This pattern — output works, AT command input is dead — strongly
suggests a state-machine / buffer issue specifically in the AT command
parser, not a chip-wide failure. Soft recovery (port close+reopen,
AT+RESET, ATZ) does not work; only NRST pulse / RESET button / USB
power cycle clears it.
What we’ve ruled out
- Pi/host side: independent Python AT probes (separate process, same
UART) also see no response. ModemManager masked.lsofconfirms only
one process on the device. - Dual-AT contention: putting USB UART in
RAK_CUSTOM_MODEto take
it out of the CLI dispatcher does not fix the wedge. Bug occurs even
with single AT-mode UART. - TX rate: wedges occur at sub-1 Hz rates (one TX every 14s).

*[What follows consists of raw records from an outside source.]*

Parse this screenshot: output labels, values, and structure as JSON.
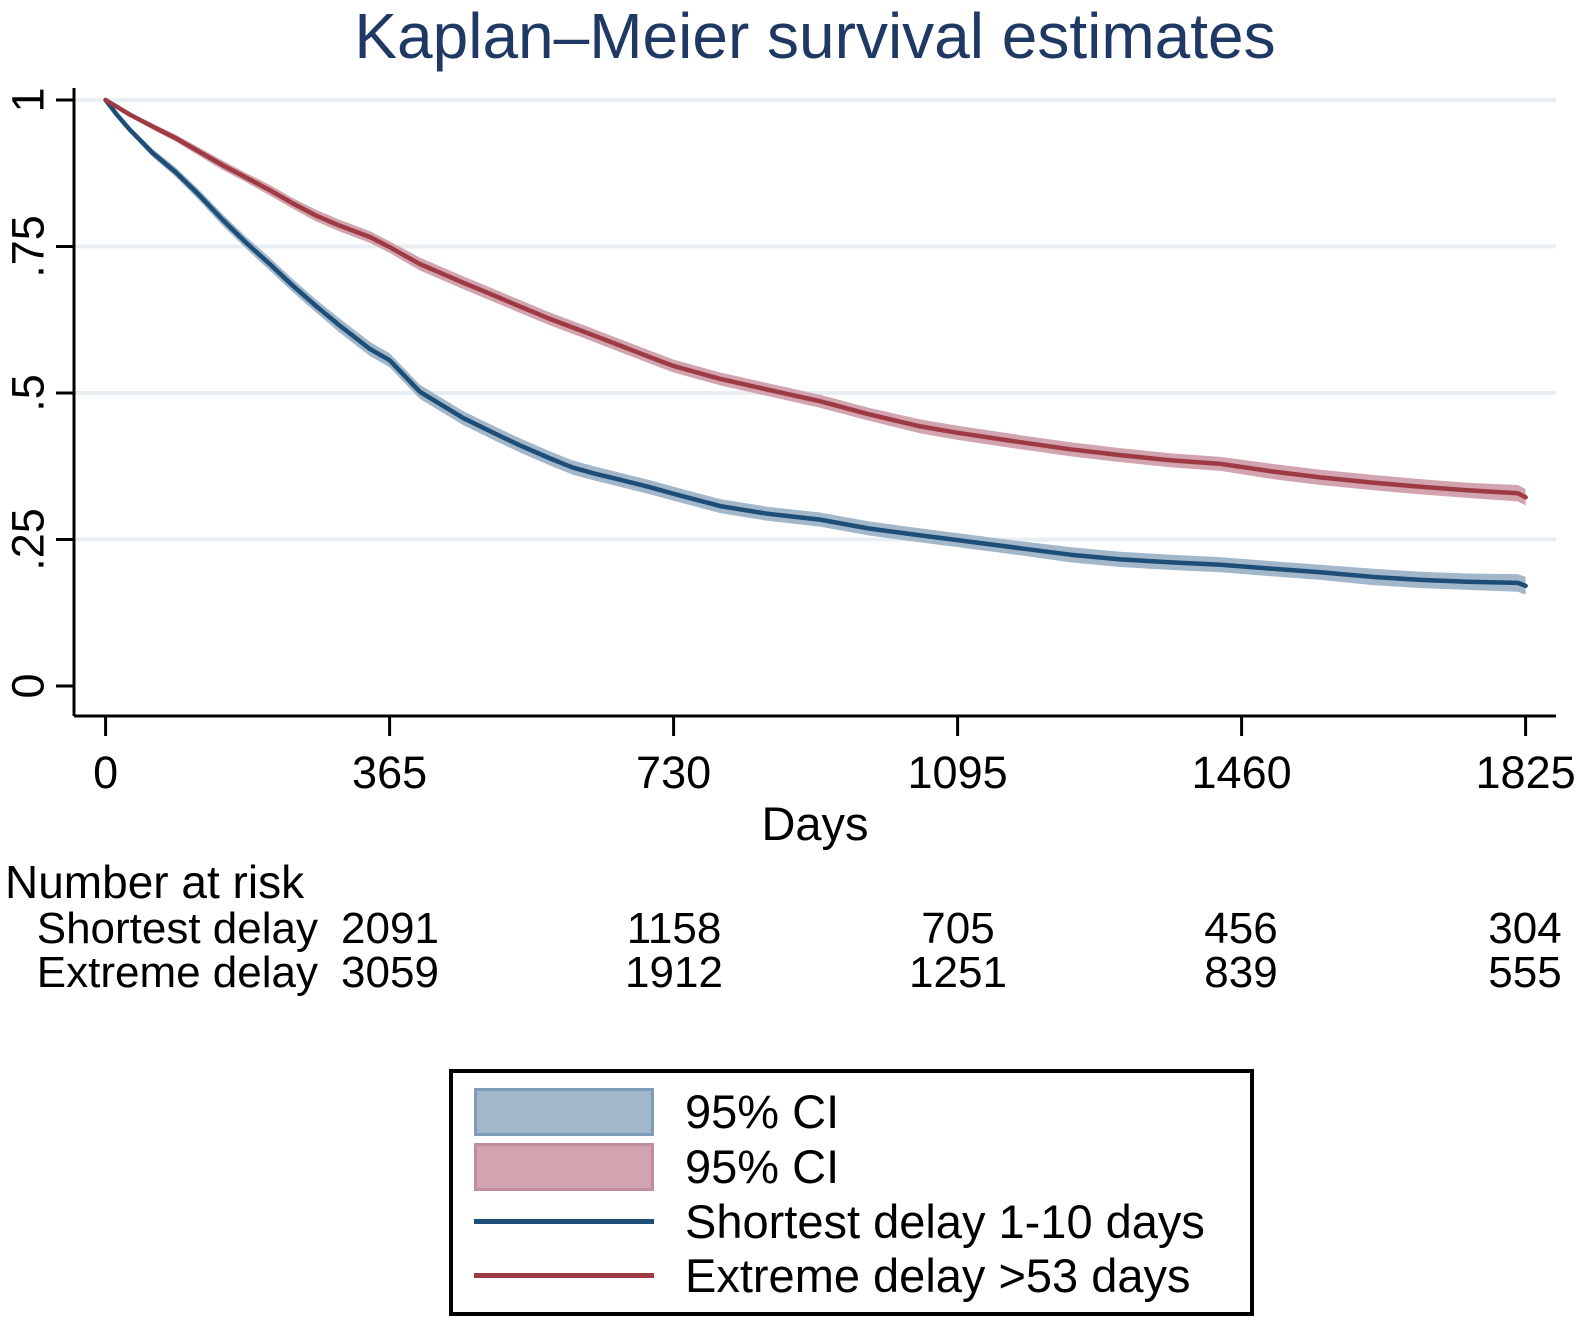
{
  "chart_data": {
    "type": "line",
    "subtype": "kaplan-meier-survival",
    "title": "Kaplan–Meier survival estimates",
    "xlabel": "Days",
    "ylabel": "",
    "xlim": [
      0,
      1825
    ],
    "ylim": [
      0,
      1
    ],
    "x_ticks": [
      0,
      365,
      730,
      1095,
      1460,
      1825
    ],
    "y_ticks": [
      {
        "value": 0,
        "label": "0"
      },
      {
        "value": 0.25,
        "label": ".25"
      },
      {
        "value": 0.5,
        "label": ".5"
      },
      {
        "value": 0.75,
        "label": ".75"
      },
      {
        "value": 1,
        "label": "1"
      }
    ],
    "grid": "horizontal",
    "gridline_color": "#e8eef1",
    "axis_color": "#000000",
    "title_color": "#1f3864",
    "series": [
      {
        "name": "Shortest delay 1-10 days",
        "line_color": "#1d4e77",
        "band_color": "#a2b7ca",
        "band_label": "95% CI",
        "points": [
          [
            0,
            1.0,
            0.001
          ],
          [
            15,
            0.974,
            0.004
          ],
          [
            30,
            0.951,
            0.005
          ],
          [
            60,
            0.91,
            0.007
          ],
          [
            90,
            0.877,
            0.008
          ],
          [
            120,
            0.838,
            0.009
          ],
          [
            150,
            0.796,
            0.01
          ],
          [
            180,
            0.757,
            0.01
          ],
          [
            211,
            0.72,
            0.011
          ],
          [
            240,
            0.684,
            0.011
          ],
          [
            270,
            0.649,
            0.011
          ],
          [
            300,
            0.616,
            0.012
          ],
          [
            340,
            0.575,
            0.012
          ],
          [
            365,
            0.556,
            0.012
          ],
          [
            404,
            0.502,
            0.012
          ],
          [
            460,
            0.457,
            0.012
          ],
          [
            500,
            0.431,
            0.012
          ],
          [
            532,
            0.411,
            0.012
          ],
          [
            570,
            0.389,
            0.012
          ],
          [
            600,
            0.373,
            0.012
          ],
          [
            630,
            0.362,
            0.012
          ],
          [
            661,
            0.352,
            0.012
          ],
          [
            700,
            0.339,
            0.012
          ],
          [
            730,
            0.328,
            0.012
          ],
          [
            790,
            0.307,
            0.012
          ],
          [
            850,
            0.294,
            0.012
          ],
          [
            918,
            0.284,
            0.012
          ],
          [
            980,
            0.269,
            0.012
          ],
          [
            1047,
            0.257,
            0.012
          ],
          [
            1095,
            0.249,
            0.012
          ],
          [
            1176,
            0.235,
            0.012
          ],
          [
            1240,
            0.224,
            0.013
          ],
          [
            1304,
            0.216,
            0.013
          ],
          [
            1370,
            0.211,
            0.013
          ],
          [
            1433,
            0.207,
            0.013
          ],
          [
            1500,
            0.2,
            0.013
          ],
          [
            1561,
            0.194,
            0.013
          ],
          [
            1630,
            0.186,
            0.014
          ],
          [
            1690,
            0.181,
            0.014
          ],
          [
            1750,
            0.178,
            0.014
          ],
          [
            1815,
            0.176,
            0.015
          ],
          [
            1825,
            0.171,
            0.015
          ]
        ]
      },
      {
        "name": "Extreme delay >53 days",
        "line_color": "#9d3a43",
        "band_color": "#d2a4af",
        "band_label": "95% CI",
        "points": [
          [
            0,
            1.0,
            0.001
          ],
          [
            15,
            0.988,
            0.002
          ],
          [
            30,
            0.976,
            0.003
          ],
          [
            60,
            0.955,
            0.005
          ],
          [
            90,
            0.935,
            0.006
          ],
          [
            120,
            0.912,
            0.007
          ],
          [
            150,
            0.889,
            0.008
          ],
          [
            180,
            0.868,
            0.008
          ],
          [
            211,
            0.846,
            0.009
          ],
          [
            240,
            0.824,
            0.009
          ],
          [
            270,
            0.803,
            0.01
          ],
          [
            300,
            0.786,
            0.01
          ],
          [
            340,
            0.766,
            0.01
          ],
          [
            365,
            0.749,
            0.01
          ],
          [
            404,
            0.72,
            0.011
          ],
          [
            460,
            0.688,
            0.011
          ],
          [
            500,
            0.666,
            0.011
          ],
          [
            532,
            0.648,
            0.011
          ],
          [
            570,
            0.627,
            0.011
          ],
          [
            600,
            0.612,
            0.011
          ],
          [
            630,
            0.597,
            0.011
          ],
          [
            661,
            0.581,
            0.011
          ],
          [
            700,
            0.561,
            0.011
          ],
          [
            730,
            0.546,
            0.011
          ],
          [
            790,
            0.524,
            0.011
          ],
          [
            850,
            0.506,
            0.011
          ],
          [
            918,
            0.486,
            0.011
          ],
          [
            980,
            0.464,
            0.011
          ],
          [
            1047,
            0.443,
            0.012
          ],
          [
            1095,
            0.432,
            0.012
          ],
          [
            1176,
            0.416,
            0.012
          ],
          [
            1240,
            0.404,
            0.012
          ],
          [
            1304,
            0.394,
            0.012
          ],
          [
            1370,
            0.385,
            0.012
          ],
          [
            1433,
            0.379,
            0.012
          ],
          [
            1500,
            0.366,
            0.013
          ],
          [
            1561,
            0.356,
            0.013
          ],
          [
            1630,
            0.347,
            0.013
          ],
          [
            1690,
            0.34,
            0.013
          ],
          [
            1750,
            0.334,
            0.013
          ],
          [
            1815,
            0.329,
            0.014
          ],
          [
            1825,
            0.322,
            0.014
          ]
        ]
      }
    ],
    "legend_position": "bottom-center"
  },
  "risk_table": {
    "heading": "Number at risk",
    "rows": [
      {
        "label": "Shortest delay",
        "values": [
          "2091",
          "1158",
          "705",
          "456",
          "304"
        ]
      },
      {
        "label": "Extreme delay",
        "values": [
          "3059",
          "1912",
          "1251",
          "839",
          "555"
        ]
      }
    ]
  },
  "legend": {
    "items": [
      {
        "type": "band",
        "label": "95% CI",
        "fill": "#a2b7ca",
        "border": "#7e9bb7"
      },
      {
        "type": "band",
        "label": "95% CI",
        "fill": "#d2a4af",
        "border": "#c18f9b"
      },
      {
        "type": "line",
        "label": "Shortest delay 1-10 days",
        "color": "#1d4e77"
      },
      {
        "type": "line",
        "label": "Extreme delay >53 days",
        "color": "#9d3a43"
      }
    ]
  }
}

Slowing to 30s+ doesn’t eliminate it. - Specific module: swapped modules between hosts; bug follows the
firmware, not the silicon.
The discriminator: which UART carries AT
| AT carried on | 4-hour soak result |
|---|---|
| USART2 (PA2/PA3) | 0 wedges |
| UART1 (PB6/PB7) | 1,179 wedges, ~6/min steady-state |
This may point to a UART1-specific code path in the RUI CLI dispatcher
or serial driver. Pattern across runs: 0 to ~40 minute warmup window,
then steady-state ~6 wedges/min until reset.
Operational impact
Real two-node mesh, 4-hour run, 329 application messages originated:
- 50 ACKs received from peer
- 52 messages delivered to peer’s app layer
- ~84% loss rate even with retry/backoff/5-failure circuit breaker
Reproducer
Standalone Python script (~12 KB, requires pyserial only). Triggers
the wedge reliably and writes /tmp/rak-wedge-<ts>.jsonl with every
AT command + response + latency, plus a summary of the last 200
commands before the wedge. Happy to share — let me know best way.
Asks
- Is this a known issue in your tracker? Commit/release it might be
fixed in? - Any soft-recovery workaround we’ve missed?
- Does the UART1 vs USART2 split match anything you’d expect from the
driver code?
We can provide additional logs, the reproducer script, soak run data,
or test patched firmware if helpful.
Thanks!